May 5, 1998

 

Carla K. Williams

VAN MATRE and HARRISON, P.C.

1103 East Broadway, Suite 101

P.O. Box 1017

Columbia, Missouri 65201

Re: Ark. Code Ann. 23-42-503(b) and Rule 503.01(B) regarding Small Business Offerings
Interpretative Opinion No. 98-006

Dear Ms. Williams:

    In your letter of April 8, 1998, you ask what is the time period your client must wait before it can make a Regulation D Offering after it has made a filing in Arkansas pursuant to Ark. Code Ann. 23-42-503(b), and, retain the availability of both exemptions. In pertinent part, Rule 503.01(B), supplementing and implementing 23-42-503(b), provides:

"Pursuant to Section 23-42-503(b) of the Act the following securities offered for sale or sold in this State in an aggregate amount not exceeding the gross amount as set forth in Section 23-42-503(b) during the period of the offering or any consecutive twelve month period, whichever shall first occur, shall be exempt from Section 23-42-501 and 23-42-502 of the Act."

    You correctly point out that Ark. Code Ann.   23-42-503(b), as supplemented by Rule 503.01(B), provides for integration during the period of the offering or any consecutive twelve (12) month period, whichever occurs first. Meaning, securities offered pursuant to an exemption under Section 23-42-503(b) cannot exceed one million dollars ($1,000,000), and, all offerings of the securities, within a consecutive twelve (12) month period of the offering, will be integrated into the Section 23-42-503(b), until its period of offering closes, to determine the $1,000,000 limitation amount.

    You also correctly point out that once a Section 23-42-503(b) exempt offering period has expired, an issuer can proceed with a second Section 23-42-503(b) offering of those securities which will not impact the first Section 23-42-503(b) offering amount. However, the aggregate amount of the second Section 23-42-503(b) offering will be integrated by the amount offered in the first Section 23-42-503(b) offering for determining the $1,000,000 limitation, if the second is done within twelve (12) months of the first offering. Until a Section 23-42-503(b) offering is closed, any other offering of those securities occurring within twelve (12) consecutive months will be integrated into the aggregate offering amount of that Section 23-42-503(b) offering.

    Finally, I do not believe your statement "that once the Section 23-42-503(b) offering is closed, I can proceed with a Regulation D Offering without fear of losing the availability of both exemptions because there is no integration period following a Section 23-42-503(b) offering" to be correct.
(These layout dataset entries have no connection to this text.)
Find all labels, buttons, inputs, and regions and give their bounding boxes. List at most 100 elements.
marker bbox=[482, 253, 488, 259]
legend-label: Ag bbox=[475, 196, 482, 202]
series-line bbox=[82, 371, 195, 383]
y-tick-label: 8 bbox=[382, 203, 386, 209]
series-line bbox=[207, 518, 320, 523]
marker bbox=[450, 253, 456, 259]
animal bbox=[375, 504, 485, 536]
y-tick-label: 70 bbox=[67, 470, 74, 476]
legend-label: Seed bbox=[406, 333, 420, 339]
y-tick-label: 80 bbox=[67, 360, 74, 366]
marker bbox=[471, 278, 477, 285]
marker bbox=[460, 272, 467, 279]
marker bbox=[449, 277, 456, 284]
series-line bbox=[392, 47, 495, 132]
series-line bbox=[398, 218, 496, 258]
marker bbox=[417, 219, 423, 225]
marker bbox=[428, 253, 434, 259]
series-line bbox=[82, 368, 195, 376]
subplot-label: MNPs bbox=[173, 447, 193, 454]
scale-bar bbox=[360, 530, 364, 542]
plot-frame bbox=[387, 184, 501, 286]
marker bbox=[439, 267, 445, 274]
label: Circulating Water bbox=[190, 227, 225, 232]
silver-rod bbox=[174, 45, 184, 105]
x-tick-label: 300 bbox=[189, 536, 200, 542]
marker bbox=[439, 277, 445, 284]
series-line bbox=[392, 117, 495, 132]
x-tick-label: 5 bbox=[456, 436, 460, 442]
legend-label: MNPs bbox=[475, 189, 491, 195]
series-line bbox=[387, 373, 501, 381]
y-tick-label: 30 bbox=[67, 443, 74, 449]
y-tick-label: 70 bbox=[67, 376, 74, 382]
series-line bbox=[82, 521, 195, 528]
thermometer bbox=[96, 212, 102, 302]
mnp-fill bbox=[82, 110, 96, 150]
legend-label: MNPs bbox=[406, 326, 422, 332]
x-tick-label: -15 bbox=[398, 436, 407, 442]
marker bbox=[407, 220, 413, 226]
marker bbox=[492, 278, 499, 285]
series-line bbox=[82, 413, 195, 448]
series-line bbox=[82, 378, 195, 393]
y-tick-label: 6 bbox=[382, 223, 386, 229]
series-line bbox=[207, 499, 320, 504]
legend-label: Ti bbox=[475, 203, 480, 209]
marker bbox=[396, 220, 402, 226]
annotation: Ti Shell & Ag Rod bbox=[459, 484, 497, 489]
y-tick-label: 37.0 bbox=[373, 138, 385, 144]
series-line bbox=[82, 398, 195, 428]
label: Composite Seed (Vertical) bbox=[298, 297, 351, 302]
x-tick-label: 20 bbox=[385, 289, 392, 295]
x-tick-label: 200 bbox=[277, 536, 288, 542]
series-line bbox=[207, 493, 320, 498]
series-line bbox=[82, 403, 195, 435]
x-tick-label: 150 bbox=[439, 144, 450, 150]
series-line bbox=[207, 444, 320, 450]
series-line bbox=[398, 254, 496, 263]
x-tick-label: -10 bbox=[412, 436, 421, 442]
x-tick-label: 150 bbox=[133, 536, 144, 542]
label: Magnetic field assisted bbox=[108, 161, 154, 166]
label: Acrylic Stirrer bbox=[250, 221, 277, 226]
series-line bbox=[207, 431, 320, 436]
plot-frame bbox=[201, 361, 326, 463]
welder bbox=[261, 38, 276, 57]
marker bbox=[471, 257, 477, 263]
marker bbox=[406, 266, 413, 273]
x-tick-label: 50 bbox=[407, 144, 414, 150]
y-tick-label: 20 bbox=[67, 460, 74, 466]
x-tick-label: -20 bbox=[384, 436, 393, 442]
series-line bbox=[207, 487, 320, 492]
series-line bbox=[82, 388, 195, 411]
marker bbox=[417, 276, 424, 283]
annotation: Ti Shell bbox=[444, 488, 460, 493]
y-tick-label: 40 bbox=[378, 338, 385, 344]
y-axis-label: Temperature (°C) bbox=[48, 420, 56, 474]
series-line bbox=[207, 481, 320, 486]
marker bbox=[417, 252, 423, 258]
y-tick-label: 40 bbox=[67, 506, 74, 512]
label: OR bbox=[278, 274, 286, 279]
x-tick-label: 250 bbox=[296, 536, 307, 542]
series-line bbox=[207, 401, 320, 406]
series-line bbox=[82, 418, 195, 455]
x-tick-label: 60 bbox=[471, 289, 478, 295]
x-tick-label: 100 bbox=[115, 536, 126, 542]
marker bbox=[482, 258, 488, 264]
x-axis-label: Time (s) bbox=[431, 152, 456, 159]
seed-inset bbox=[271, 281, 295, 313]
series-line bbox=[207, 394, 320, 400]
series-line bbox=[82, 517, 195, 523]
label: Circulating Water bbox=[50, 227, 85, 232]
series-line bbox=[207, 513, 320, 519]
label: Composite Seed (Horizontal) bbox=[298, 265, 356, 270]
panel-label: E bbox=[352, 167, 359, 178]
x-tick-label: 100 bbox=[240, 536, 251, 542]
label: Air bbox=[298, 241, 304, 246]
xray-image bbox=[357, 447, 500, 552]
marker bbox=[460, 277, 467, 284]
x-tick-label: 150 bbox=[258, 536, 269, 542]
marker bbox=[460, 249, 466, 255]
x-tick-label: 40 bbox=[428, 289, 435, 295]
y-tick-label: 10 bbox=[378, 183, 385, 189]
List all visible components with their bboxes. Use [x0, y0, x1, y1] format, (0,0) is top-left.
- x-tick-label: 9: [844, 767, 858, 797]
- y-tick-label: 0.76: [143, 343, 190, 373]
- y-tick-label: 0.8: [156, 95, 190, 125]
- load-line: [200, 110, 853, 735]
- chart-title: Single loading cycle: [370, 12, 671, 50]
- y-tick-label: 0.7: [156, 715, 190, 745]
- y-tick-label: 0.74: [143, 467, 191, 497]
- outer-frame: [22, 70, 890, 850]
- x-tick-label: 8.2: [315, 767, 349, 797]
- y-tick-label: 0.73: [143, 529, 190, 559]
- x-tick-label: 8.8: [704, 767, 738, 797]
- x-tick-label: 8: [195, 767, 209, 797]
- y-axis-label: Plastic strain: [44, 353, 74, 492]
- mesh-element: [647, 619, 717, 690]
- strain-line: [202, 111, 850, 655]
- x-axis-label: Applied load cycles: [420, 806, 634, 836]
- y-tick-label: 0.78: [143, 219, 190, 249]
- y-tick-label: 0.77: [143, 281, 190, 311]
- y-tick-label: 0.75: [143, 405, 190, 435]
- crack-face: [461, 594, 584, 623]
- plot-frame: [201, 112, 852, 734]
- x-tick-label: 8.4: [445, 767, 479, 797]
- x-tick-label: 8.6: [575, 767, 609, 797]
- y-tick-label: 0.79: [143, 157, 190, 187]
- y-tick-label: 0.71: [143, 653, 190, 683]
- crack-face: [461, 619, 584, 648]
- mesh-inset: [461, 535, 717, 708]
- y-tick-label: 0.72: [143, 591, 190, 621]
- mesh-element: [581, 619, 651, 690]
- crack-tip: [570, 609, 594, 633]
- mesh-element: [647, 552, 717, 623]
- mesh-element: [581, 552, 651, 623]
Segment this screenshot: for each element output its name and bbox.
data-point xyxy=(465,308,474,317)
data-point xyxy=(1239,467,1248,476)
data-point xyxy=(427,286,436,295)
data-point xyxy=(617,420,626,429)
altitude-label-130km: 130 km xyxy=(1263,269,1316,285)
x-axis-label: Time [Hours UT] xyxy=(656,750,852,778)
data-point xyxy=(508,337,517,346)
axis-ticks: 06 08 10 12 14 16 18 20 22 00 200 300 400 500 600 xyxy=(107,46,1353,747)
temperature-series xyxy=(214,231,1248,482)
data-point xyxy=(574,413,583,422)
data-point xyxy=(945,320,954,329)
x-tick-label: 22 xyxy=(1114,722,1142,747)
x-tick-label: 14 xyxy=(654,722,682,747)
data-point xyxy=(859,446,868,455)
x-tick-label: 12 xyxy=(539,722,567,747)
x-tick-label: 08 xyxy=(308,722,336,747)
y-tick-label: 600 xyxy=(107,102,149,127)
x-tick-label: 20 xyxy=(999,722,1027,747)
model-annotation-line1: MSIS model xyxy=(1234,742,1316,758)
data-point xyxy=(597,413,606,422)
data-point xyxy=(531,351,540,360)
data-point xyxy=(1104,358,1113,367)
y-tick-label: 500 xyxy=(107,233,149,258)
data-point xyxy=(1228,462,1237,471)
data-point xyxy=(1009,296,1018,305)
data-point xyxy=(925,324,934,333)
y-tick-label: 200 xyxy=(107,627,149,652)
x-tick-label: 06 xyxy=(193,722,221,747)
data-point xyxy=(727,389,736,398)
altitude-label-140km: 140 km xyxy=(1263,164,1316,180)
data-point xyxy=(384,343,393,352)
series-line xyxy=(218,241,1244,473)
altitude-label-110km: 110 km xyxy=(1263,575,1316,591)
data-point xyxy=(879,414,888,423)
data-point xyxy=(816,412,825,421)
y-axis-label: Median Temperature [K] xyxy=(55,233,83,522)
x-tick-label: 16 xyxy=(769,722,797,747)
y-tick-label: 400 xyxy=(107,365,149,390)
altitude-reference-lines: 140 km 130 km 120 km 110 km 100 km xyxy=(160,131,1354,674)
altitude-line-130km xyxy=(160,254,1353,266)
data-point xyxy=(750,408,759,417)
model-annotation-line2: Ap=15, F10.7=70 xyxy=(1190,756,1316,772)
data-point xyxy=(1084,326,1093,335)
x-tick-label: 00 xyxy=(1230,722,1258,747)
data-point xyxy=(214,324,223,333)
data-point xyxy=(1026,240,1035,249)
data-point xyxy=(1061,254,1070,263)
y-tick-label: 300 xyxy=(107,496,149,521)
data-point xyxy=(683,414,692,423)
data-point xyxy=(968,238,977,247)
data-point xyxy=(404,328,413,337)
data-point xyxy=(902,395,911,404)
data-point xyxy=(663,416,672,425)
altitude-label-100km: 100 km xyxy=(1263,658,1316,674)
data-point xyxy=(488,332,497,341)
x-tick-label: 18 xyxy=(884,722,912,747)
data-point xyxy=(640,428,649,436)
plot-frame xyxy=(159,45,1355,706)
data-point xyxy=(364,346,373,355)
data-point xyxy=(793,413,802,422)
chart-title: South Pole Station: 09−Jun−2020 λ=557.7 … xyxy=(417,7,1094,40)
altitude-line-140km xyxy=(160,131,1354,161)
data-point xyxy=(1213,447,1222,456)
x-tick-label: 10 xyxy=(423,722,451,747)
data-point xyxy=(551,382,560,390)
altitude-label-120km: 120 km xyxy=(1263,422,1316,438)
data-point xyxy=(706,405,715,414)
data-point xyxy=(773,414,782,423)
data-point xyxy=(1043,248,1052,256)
It is my understanding that Regulation D offerings have an integration period of six (6) months both preceding and following effectiveness of the Regulation D offering. Thus, the closing of an initial Section 23-42-503(b) offering would not foreclose its integration into a Regulation D offering committed within six (6) months of closure of the Section 23-42-503(b) offering.

    If you have any further questions in this regard, please feel free to contact the undersigned.